Israël a remporté un triomphe tactique significatif dans cette opération – le genre de coup d’État spectaculaire dont on pourrait lire le récit dans un thriller.
Il s’agit sans aucun doute d’une humiliation pour le Hezbollah, qui accroîtra son insécurité et sera néfaste pour son moral.
Il y a cependant un inconvénient stratégique potentiellement sérieux pour Israël, car même si cela humilie la puissante milice et le mouvement politique libanais, cela ne les dissuade pas.
Et cela ne se rapproche pas de l’objectif stratégique d’Israël qui est de mettre un terme aux attaques du Hezbollah et de permettre aux plus de 60 000 Israéliens vivant à la frontière nord et qui ne sont pas rentrés chez eux depuis près d’un an de rentrer chez eux.
Les Israéliens ont utilisé une arme importante, audacieuse et manifestement très efficace selon leurs termes.
Mais des rapports publiés dans Al Monitor, un journal respecté du Moyen-Orient, indiquent qu'ils n'ont pas été en mesure d'utiliser cette information comme ils l'espéraient.
Le plan initial, dit-il, était qu'Israël poursuive avec des attaques dévastatrices alors que le Hezbollah était encore sous le choc. L'attaque par téléavertisseur, selon les rapports, devait être la première salve d'une grande escalade – dans le cadre d'une offensive ou peut-être d'une invasion du sud du Liban.
Mais ces mêmes rapports indiquent que le Hezbollah a commencé à se méfier, forçant Israël à déclencher cette attaque plus tôt que prévu. Les Israéliens ont donc montré qu'ils pouvaient pénétrer dans les communications du Hezbollah et qu'ils pouvaient l'humilier, mais cette attaque ne fait pas reculer la région d'un pouce par rapport à une guerre totale. Au contraire, elle la rapproche.
Tout dépend actuellement de Gaza en termes de désescalade au Moyen-Orient.
Tant que cette guerre continue, qu’il s’agisse du conflit avec le Liban, des attaques des Houthis dans la mer Rouge ou des tensions avec l’Irak, rien ne va désamorcer la situation.
L'envoyé américain au Liban, Amos Hochstein, travaille assidûment depuis des mois, en discutant avec les Libanais, et indirectement avec le Hezbollah et les Israéliens, pour essayer de trouver un moyen de désamorcer la situation par voie diplomatique. Et il semblerait que les Israéliens n'aient pas informé les Etats-Unis de ce qu'ils allaient faire avec ce plan jusqu'à la dernière minute, ce qui ne va donc pas non plus l'aider dans ses efforts.
Les prédictions américaines selon lesquelles un cessez-le-feu à Gaza est proche se heurtent une fois de plus à deux objectifs apparemment inébranlables.
L’un d’eux est le chef du Hamas, Yahya Sinwar, qui souhaite qu’Israël quitte définitivement la bande de Gaza, ainsi qu’une libération massive de prisonniers palestiniens en échange des otages israéliens restant à Gaza.
L’autre est le Premier ministre israélien, Benjamin Netanyahu, qui a persisté à affirmer qu’Israël peut et va remporter une victoire totale sur le Hamas.
En Israël, le consensus est qu’il a intérêt à prolonger la guerre, malgré la pression exercée par les familles des otages et leurs partisans pour qu’un accord soit trouvé afin de rapatrier leurs proches.
Les alliés ultranationalistes du Premier ministre au sein de sa coalition ont également menacé de renverser le gouvernement s'il parvenait à un accord.
Israël et ses alliés insistent sur le fait que mener la guerre contre leurs vieux ennemis, le Hezbollah libanais, est un acte de légitime défense tout à fait légitime.
Une fois de plus, de sérieuses interrogations subsistent quant à la manière dont une attaque israélienne a blessé et tué des civils.
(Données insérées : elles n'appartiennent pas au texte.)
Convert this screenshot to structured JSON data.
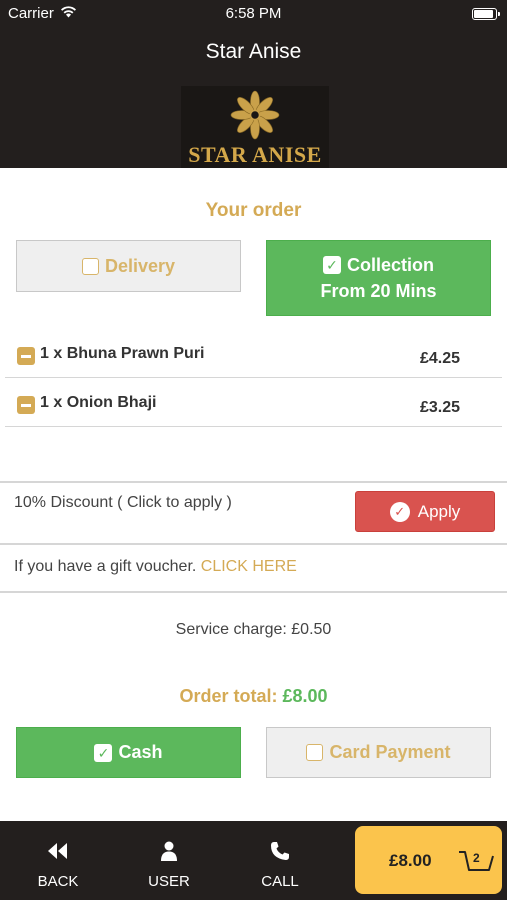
{
  "status_bar": {
    "carrier": "Carrier",
    "time": "6:58 PM"
  },
  "header": {
    "title": "Star Anise",
    "logo_text": "STAR ANISE"
  },
  "order": {
    "heading": "Your order",
    "delivery_label": "Delivery",
    "collection_label": "Collection",
    "collection_sub": "From 20 Mins",
    "items": [
      {
        "name": "1 x Bhuna Prawn Puri",
        "price": "£4.25"
      },
      {
        "name": "1 x Onion Bhaji",
        "price": "£3.25"
      }
    ]
  },
  "discount": {
    "text": "10% Discount ( Click to apply )",
    "apply_label": "Apply"
  },
  "voucher": {
    "text": "If you have a gift voucher. ",
    "link": "CLICK HERE"
  },
  "service_charge": "Service charge: £0.50",
  "total": {
    "label": "Order total: ",
    "amount": "£8.00"
  },
  "payment": {
    "cash_label": "Cash",
    "card_label": "Card Payment"
  },
  "tabbar": {
    "back": "BACK",
    "user": "USER",
    "call": "CALL",
    "cart_total": "£8.00",
    "cart_count": "2"
  },
  "colors": {
    "gold": "#d4aa55",
    "green": "#5cb85c",
    "red": "#d9534f",
    "dark": "#231f1e",
    "cart": "#fbc44c"
  },
  "icons": [
    "wifi-icon",
    "battery-icon",
    "star-anise-logo",
    "checkbox-icon",
    "minus-icon",
    "check-circle-icon",
    "back-icon",
    "user-icon",
    "phone-icon",
    "basket-icon"
  ]
}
Des images de vidéosurveillance ont montré un bipeur explosant dans un marché bondé alors que son propriétaire faisait ses courses. Selon des informations au Liban, une jeune fille a été tuée par l'explosion du bipeur de son père.
Le Hezbollah sera sous le choc de l'attaque, mais il saura rapidement se reconstituer et trouver un autre moyen de communiquer. Le Liban est un petit pays et les messages peuvent facilement être transmis à la main.
Il ne fait aucun doute que le Hezbollah et ses alliés en Iran, dont l’ambassadeur à Beyrouth a été blessé dans l’attaque, sont en train de panser leurs blessures en ce moment.
Mais une fois de plus, la région se trouve au bord d’une guerre totale.
Tôt ou tard, si cela continue, ils tomberont dans le précipice.